In usual circumstances, going to see someone speak at a university is not expected to be very exciting, but these were not usual circumstances.

I, and my friend Christopher Piquette, were going to cover the Ben Shapiro speech at University of California, Berkeley.

While Shapiro had spoken at Berkeley in 2016 with little fanfare, this time was quite different. In February, 150 masked individuals, likely some from the group Antifa, descended upon the Berkeley campus ahead of a scheduled Milo Yiannopoulos appearance, causing mayhem and destruction that left six people injured and damage in the six figures.

At a pro-Donald Trump march in March, seven people were injured and 10 arrested. One attendee told the Los Angeles Times, “he pursued a counter-demonstrator down a side street and found himself surrounded by a dozen protesters in black masks who he said attacked him with sticks and pepper spray,” the black masks suggesting Antifa may have been involved.

And just last month, about 100 ”black clad anarchists,” according to the Associated Press, circumvented police barricades and attacked at least five people from what was a peaceful protest.

With conservative speaker Shapiro coming to Berkeley, no one knew what to expect. Would Antifa attack people at the event? Would the police allow them to mingle and then assault the crowd? Would there be violence?
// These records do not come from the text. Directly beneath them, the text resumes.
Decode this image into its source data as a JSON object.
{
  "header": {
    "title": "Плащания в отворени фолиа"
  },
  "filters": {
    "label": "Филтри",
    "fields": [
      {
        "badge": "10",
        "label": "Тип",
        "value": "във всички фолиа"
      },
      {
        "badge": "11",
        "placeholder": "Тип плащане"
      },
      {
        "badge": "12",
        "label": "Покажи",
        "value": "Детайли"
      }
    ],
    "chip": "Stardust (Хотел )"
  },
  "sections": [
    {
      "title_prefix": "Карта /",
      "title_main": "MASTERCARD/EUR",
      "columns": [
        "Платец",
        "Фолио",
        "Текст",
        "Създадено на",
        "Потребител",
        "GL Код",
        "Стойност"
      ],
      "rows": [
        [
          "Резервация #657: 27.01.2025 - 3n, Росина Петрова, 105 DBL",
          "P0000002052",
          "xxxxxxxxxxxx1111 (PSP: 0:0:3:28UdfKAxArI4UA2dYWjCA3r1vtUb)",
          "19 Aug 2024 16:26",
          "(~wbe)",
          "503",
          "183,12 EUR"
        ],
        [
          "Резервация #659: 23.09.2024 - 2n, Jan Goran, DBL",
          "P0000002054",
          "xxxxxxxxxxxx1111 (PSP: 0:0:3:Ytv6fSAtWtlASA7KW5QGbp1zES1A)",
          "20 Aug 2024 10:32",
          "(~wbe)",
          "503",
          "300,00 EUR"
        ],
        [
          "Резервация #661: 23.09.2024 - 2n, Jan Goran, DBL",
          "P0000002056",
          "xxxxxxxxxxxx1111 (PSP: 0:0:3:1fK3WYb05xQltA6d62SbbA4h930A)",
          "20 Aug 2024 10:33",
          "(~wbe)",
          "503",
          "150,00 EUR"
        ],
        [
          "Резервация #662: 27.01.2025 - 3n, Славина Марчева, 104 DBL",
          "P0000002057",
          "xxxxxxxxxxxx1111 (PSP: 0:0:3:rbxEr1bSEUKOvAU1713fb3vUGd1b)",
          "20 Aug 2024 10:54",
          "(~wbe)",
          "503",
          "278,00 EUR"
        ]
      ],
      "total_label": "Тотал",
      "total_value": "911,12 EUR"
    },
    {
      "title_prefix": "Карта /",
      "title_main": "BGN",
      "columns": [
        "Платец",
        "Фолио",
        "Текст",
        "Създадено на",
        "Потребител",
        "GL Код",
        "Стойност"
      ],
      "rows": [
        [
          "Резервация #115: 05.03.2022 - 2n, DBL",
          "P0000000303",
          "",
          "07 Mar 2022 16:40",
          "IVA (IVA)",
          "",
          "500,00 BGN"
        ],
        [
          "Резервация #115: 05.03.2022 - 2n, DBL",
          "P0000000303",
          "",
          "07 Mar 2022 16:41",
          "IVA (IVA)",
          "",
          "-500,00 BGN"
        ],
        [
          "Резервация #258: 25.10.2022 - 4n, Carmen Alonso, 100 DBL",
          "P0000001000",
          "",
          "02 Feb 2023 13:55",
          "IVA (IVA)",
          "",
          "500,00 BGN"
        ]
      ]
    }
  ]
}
Berkeley appeared to be taking security more seriously this time. An emergency City Council decided to reverse a 20-year ban on police using pepper spray against rioters. Barricades were set up outside Zellerbach Hall on Bancroft Way. While some thought this went too far, the university also made the decision to not allow seating at the upper section of Zellerbach Hall for fear Antifa would throw objects, including the chairs, on the audience below. Despite the extensive security measures, many were concerned.

We arrived at the counterprotest before the Shapiro speech and were immediately awestruck by the strong police presence. There were heavily-armed officers along the streets and covering the alleys. Every direction you looked, there were groups of police keeping an eye on the crowds. The event security was intense, with a long list of banned items, metal detectors, and barricades preventing anyone who had any ideas about sneaking into the event without a ticket.

Upon going through security, we walked down a corridor with many police officers on both sides. Inside the auditorium there were additional officers. The speech itself was uneventful from a security perspective, with the audience either agreeing with Shapiro or supporting free speech by listening to a viewpoint they may not have agreed with.

During the event, the counterprotesters continued their speeches and chants, and despite there being many vulgar chants directed at the police, there was no obvious violence. Once Shapiro’s appearance concluded, the 700 or so people were escorted outside and made to walk nearly three-quarters of a mile out of the way so as to not run into the counterprotestors.

As we walked along the corridors through the deserted campus, we appeared to have at least 200 police officers on either side of us. Back at the intersection of Bancroft Way and Telegraph Avenue, hundreds of police officers stood ready should anything happen.

While most of the crowd dispersed, a few people from both sides started to form a group where there were chants of ‘Fascists, go home.’ The police occasionally walked through the group and stood between people with opposing views until the tensions subsided.

During this time, there were two scuffles that broke out, and both were immediately broken up by police. One scuffle led to an immediate arrest, while another resulted in someone laying hurt on the ground before being taken away on a campus vehicle for treatment. Despite the tension, and although there ended up being nine arrests throughout the course of the evening, I felt safe.

I felt safe because there was a strong presence of law enforcement officers who were enabled to do their job of protecting citizens and maintaining the peace.

It is sad and unfortunate that the violent actions of Antifa have forced a city and university to spend upward of $600,000 that could have been used for education or helping the poor, but what choice did they have? As Americans, we have a constitutional right to free speech.

If armed protesters try to infringe on that right, or any other right for that matter, we as citizens can and should expect that our government will defend us. And as shown in Berkeley last night, if the police are enabled, we can feel secure and be protected from violent agitators with intent on quelling free speech.

Many have and will continue to cite the high monetary cost of security as a reason to not have other conservatives speak, especially in left-leaning cities like Berkeley, but that cannot be a deterrent. Free speech is the core of our American rights, and if Antifa is willing to attack this freedom with violence, then we must be willing to defend it at all costs.

Christopher Piquette contributed to this article.